Royal grew up in a bilingual home His father was a French Canadian and his mother was of British ancestry.[3] He grew up in Montreal's West End.[4] He began performing while still in high school, and ultimately left Montreal to study acting in New York with Lee Strasberg.[5] He returned to Canada, performing on stage in Toronto beginning in the mid-1960s. He joined the Toronto Arts Production theater company, where he played a wide range of roles throughout the 1970s, in new plays as well as productions of Shakespeare and Molière.[6]

Career[edit]

In 1985, Royal joined the cast of a new television production, Night Heat, which aired on both Canadian and American television.[7] Prior to the end of Night Heat, he had moved to Los Angeles, where he hoped to appear in more films. He instead portrayed novelist R.D. Young on Falcon Crest.[8] After playing the role for a year, he appeared in They Came from Outer Space from 1990 to 1991, and another TV series, Foreign Affairs, in 1992 and 1993.[9]

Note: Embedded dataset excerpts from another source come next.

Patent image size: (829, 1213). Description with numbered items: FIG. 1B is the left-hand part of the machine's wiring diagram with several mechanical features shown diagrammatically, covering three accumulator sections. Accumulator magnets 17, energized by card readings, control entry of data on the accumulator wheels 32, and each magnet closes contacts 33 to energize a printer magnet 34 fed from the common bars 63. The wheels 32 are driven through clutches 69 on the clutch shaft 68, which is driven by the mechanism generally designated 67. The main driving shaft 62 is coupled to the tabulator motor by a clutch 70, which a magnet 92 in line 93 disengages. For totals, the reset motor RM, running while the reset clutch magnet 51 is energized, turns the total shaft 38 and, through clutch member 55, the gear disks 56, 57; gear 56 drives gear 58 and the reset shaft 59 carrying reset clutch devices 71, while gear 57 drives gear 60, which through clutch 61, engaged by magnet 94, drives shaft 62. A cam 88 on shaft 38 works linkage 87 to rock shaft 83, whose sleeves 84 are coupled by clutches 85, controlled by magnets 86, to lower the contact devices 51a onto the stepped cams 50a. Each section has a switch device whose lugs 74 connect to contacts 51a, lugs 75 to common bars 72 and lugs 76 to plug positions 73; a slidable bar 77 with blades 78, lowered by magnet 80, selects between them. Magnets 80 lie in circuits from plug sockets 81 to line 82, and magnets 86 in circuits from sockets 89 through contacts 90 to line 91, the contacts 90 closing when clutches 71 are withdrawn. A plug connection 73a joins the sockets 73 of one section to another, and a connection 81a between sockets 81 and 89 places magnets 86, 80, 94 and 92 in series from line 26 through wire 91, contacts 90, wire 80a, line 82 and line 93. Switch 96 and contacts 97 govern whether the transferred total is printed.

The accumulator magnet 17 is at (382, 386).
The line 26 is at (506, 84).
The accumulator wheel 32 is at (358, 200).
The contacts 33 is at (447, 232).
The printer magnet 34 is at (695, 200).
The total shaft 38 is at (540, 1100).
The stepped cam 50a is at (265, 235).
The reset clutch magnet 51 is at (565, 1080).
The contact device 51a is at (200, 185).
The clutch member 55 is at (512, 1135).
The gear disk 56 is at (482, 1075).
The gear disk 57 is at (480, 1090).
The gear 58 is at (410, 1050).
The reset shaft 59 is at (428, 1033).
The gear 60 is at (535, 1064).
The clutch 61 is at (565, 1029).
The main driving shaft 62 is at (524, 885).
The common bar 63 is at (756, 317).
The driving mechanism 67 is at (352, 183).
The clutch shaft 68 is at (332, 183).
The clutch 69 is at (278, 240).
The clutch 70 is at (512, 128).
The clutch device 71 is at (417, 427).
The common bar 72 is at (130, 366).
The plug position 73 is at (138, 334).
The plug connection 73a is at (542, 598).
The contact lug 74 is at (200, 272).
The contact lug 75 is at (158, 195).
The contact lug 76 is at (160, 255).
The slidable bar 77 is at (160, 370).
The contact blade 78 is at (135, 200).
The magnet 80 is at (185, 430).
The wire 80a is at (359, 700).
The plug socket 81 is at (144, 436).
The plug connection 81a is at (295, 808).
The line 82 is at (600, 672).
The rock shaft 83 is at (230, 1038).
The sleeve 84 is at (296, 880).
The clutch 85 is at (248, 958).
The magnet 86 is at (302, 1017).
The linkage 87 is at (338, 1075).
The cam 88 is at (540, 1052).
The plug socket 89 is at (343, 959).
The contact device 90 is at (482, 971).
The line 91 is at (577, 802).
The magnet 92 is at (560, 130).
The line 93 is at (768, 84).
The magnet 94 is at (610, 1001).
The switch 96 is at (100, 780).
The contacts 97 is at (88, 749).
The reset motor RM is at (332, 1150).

Throughout the late 1980s well into the 2010s, Royal has worked steadily, appearing in productions that were made in the US and several that were made in Canada, such as the 1988 film Switching Channels, a remake of the 1931 movie classic Front Page, which was filmed in Toronto.[10] In addition, he was in several made-for-TV movies, including a role as John Sculley in the 1999 production Pirates of Silicon Valley, and the role of Mark Roberts in the 1999 production of "Crime in Connecticut: The Story of Alex Kelly" (later renamed "Cry Rape"). Royal also portrayed Captain Braxton in two 1996 episodes of Star Trek: Voyager: "Future's End, Parts I and II". In addition, Royal appeared in other TV series, including Amerika, Forever Knight, Mutant X, Relic Hunter, The Practice, JAG, and The Border. He played Chief Constable Stockton in the Canadian detective show Murdoch Mysteries and Judge Phillip Hopkins in three episodes of Suits.


In 2011, he returned to the stage in Toronto, where he had not performed live since the early-1980s, to star in a one-man play, The Disappearing Act, which he also wrote.[11]